You’re carrying something on your back that your father died trying to get hold of, that Monsalvat are willing to kill to get back. Harry might have some friends, but he’s almost certainly dead and you’ve no way of getting in touch with them. You’re on your own.

Where do you go now?

XXXII

Île de Pêche, 1142

The Count’s corpse lies headless on the floor. Blood pools around the altar. At the door, two of our men are battling back the guards who’ve arrived too late. Malegant rips open the lid of the golden reliquary, peers in, then hurls it at the window. The glass cracks; bones and dust fall out of the casket. It’s not what he came for.

He gestures to a side door in the chapel wall.

‘Through there.’

Four of us follow of him into a tiny vestry. A ring of keys lies on the table. Malegant snatches them up, then leads us out by another door into the courtyard. To our left, the guards are still attacking the chapel. We fall on them like wolves: trapped between the men in the chapel and the men outside, they’re quickly slaughtered.

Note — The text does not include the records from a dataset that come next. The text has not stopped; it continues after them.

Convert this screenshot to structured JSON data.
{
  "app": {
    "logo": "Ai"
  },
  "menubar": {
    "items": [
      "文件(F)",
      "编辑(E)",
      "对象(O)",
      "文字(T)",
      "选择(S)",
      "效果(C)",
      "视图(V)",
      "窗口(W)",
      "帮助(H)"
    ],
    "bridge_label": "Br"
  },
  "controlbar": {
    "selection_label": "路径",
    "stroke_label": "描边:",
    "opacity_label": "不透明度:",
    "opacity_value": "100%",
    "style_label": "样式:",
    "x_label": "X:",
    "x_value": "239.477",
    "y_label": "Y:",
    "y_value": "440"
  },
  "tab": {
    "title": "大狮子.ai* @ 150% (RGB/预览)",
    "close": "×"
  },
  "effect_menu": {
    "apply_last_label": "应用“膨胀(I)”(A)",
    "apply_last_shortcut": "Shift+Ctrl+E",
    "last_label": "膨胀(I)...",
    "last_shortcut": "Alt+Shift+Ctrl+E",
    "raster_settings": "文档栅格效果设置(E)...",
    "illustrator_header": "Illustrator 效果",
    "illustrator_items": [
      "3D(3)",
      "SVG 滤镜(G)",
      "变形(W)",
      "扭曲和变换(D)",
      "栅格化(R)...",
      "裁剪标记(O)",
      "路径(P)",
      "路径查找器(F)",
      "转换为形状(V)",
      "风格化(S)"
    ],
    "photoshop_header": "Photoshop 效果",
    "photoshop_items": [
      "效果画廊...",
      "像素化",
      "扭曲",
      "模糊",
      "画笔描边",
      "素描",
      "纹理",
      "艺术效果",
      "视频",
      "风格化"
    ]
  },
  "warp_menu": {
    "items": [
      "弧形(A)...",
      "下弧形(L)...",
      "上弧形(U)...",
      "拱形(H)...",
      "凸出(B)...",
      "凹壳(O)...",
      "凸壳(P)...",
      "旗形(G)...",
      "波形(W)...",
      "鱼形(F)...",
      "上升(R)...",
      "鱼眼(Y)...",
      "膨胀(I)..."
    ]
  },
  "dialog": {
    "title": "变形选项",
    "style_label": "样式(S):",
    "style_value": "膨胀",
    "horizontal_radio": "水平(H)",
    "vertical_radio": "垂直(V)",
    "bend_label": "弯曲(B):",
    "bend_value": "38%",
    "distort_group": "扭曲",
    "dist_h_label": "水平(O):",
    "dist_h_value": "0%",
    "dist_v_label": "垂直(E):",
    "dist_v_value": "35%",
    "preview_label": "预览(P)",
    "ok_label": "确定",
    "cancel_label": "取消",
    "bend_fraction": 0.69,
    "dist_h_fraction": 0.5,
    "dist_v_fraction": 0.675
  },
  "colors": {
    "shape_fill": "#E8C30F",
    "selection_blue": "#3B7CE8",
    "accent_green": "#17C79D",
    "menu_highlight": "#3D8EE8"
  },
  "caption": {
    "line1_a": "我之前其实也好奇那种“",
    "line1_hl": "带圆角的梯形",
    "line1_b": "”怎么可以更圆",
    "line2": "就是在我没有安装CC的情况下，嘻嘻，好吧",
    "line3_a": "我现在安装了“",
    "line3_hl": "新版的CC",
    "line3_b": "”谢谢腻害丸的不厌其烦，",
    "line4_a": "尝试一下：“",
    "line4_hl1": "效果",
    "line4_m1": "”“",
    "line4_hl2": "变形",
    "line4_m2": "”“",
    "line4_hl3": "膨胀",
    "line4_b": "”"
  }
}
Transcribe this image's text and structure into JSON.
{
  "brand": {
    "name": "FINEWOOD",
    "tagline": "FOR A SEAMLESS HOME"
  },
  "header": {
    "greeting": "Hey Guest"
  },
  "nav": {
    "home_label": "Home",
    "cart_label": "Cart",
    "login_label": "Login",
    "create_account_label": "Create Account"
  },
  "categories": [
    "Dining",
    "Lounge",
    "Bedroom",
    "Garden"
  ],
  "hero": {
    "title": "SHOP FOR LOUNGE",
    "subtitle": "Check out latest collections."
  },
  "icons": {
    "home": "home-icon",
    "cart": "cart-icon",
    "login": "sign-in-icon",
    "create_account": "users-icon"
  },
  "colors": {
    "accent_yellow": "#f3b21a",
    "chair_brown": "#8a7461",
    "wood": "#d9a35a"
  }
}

I feel something peck my face, too hard for a raindrop. A small crater’s appeared in the wall in front of me, gouged out by a crossbow bolt. I hurl myself to the ground. The man beside me isn’t so lucky: the bolt hits his shoulder, drives through the chain mail and lodges in his back. I think about pulling it out, but it would only make the bleeding worse.

More missiles rattle around us. They’re coming from the windows in the keep.

‘We have to get in,’ Malegant says. We don’t have shields, but Malegant grabs one of the dead guards and hauls him to his feet. He holds the corpse in front of him like a rag doll. Bolts prick it like a pincushion.

I have a better idea. I tip over a water barrel and roll it up the slope, crawling behind on hands and knees. Halfway to the tower, it no longer protects me: I kick it away and sprint the last few yards to the shelter of the wall. Crossbow bolts clatter off the ground behind me.

Malegant’s already there, an arrow-riddled corpse beside him. He’s lethal, but I want to keep him close. He has an aura, a sense of invulnerability that I hope will protect me.